A IHC/IF images of mouse DRN virally transduced to express HA-tagged H3.3 WT—Far left panel: tiled ×40 image of DRN-containing slice with nuclear co-stain DAPI (4′,6-diamidino-2-phenylindole) showing an example injection trace to target mouse DRN; Middle and far right panels: tiled ×40 images of DRN-containing slice stained for DAPI, HA and H3K4me3Q5ser demonstrating targeted and nuclear expression of H3.3 WT. B Immunofluorescence-based quantification of H3K4me3Q5ser levels/intensity in DRN tissues transduced (HA+) with either H3.3WT (n = 6 slices) or H3.3Q5A (n = 7 slices) (slices analyzed from 3 animals/virus—see Supplementary Fig. 8 for slices used in quantifications). Student’s two-tailed t test revealed a significant difference between H3.3Q5A vs. H3.3 WT transduced mice (p = 0.0444, t₁₁ = 2.269); representative zoomed in ×40 images of quantified DRN cells are provided (co-stained for DAPI, HA and H3K4me3Q5ser). C Experimental timeline for male CSDS after intra-DRN viral transduction by empty vector, H3.3 WT or H3.3Q5A vectors, followed by behavioral testing and tissue collections for RNA-seq. D SI ratios of GFP (n = 9 control; n = 10 CSDS), H3.3 WT (n = 11 control; n = 9 CSDS) and H3.3Q5A (n = 13 control; n = 11 CSDS) transduced mice, control vs. CSDS. Two-way ANOVA significant main effects of stress observed (p = 0.0001, F_1,57 = 17.29). Bonferroni’s MC tests within viral group revealed significant differences between control vs. CSDS groups in GFP (p = 0.0310) and H3.3 WT mice (p = 0.0474), with no differences observed between control vs. CSDS H3.3Q5A mice. E Threshold-free RRHO analyses comparing transcriptional profiles for stress-regulated genes in empty vector and H3.3 WT-transduced DRN (control vs. CSDS) to H3.3Q5A-transduced DRN from CSDS mice (n = 4–9/group). Each pixel represents the overlap between differential transcriptomes, with the significance of overlap of a hypergeometric test color-coded.

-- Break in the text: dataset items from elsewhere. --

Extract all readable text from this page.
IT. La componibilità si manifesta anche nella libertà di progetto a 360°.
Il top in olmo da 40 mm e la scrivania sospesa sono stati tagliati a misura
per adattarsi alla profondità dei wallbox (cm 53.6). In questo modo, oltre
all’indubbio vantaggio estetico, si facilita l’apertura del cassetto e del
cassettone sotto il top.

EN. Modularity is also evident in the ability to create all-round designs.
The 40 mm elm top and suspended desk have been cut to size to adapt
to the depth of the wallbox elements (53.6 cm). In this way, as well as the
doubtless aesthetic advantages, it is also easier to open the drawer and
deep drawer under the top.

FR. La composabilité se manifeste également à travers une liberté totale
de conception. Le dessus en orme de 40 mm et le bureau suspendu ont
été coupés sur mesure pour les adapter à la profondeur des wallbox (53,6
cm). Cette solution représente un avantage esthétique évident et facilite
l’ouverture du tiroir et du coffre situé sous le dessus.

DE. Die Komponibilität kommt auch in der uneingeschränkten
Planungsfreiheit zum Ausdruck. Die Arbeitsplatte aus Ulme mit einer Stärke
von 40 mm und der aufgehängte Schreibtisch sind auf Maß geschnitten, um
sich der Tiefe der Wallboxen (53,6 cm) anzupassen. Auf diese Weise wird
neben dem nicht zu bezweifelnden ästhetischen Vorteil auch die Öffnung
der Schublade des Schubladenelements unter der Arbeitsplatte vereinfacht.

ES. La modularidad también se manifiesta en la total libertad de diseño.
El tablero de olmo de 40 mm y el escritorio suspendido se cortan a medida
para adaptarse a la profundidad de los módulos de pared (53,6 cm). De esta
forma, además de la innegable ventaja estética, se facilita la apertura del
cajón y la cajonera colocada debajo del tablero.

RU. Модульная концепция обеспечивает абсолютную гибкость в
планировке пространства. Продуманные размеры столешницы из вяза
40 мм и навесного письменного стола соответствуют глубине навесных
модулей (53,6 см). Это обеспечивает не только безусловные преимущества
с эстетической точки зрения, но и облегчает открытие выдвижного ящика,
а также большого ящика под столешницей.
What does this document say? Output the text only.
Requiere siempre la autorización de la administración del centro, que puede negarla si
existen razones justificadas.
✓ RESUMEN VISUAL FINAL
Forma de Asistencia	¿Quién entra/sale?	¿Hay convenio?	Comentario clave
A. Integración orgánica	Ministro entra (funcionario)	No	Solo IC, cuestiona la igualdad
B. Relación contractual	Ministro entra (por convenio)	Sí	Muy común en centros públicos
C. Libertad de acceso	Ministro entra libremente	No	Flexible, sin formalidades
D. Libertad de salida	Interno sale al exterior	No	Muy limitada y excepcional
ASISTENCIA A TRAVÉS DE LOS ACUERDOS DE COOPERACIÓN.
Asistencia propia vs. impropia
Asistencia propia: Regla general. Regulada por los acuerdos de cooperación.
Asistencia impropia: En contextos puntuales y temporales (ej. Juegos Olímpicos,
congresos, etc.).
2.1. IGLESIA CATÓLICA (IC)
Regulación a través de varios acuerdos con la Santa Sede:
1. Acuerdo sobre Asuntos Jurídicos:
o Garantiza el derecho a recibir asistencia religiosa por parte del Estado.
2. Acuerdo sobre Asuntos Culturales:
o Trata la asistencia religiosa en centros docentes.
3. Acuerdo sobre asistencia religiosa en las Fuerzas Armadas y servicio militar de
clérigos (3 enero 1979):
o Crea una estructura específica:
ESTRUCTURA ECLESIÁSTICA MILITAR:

F Pathway enrichment for PCGs displaying differentially expressed genes in CSDS empty vs. control empty comparisons and rescue in CSDS H3.3Q5A vs. CSDS Empty comparisons (FDR < 0.1). Select enriched pathways are shown (FDR < 0.05; Benjamini–Hochberg). For all bar graphs, data presented as mean ± SEM. Source data are provided as a Source Data file.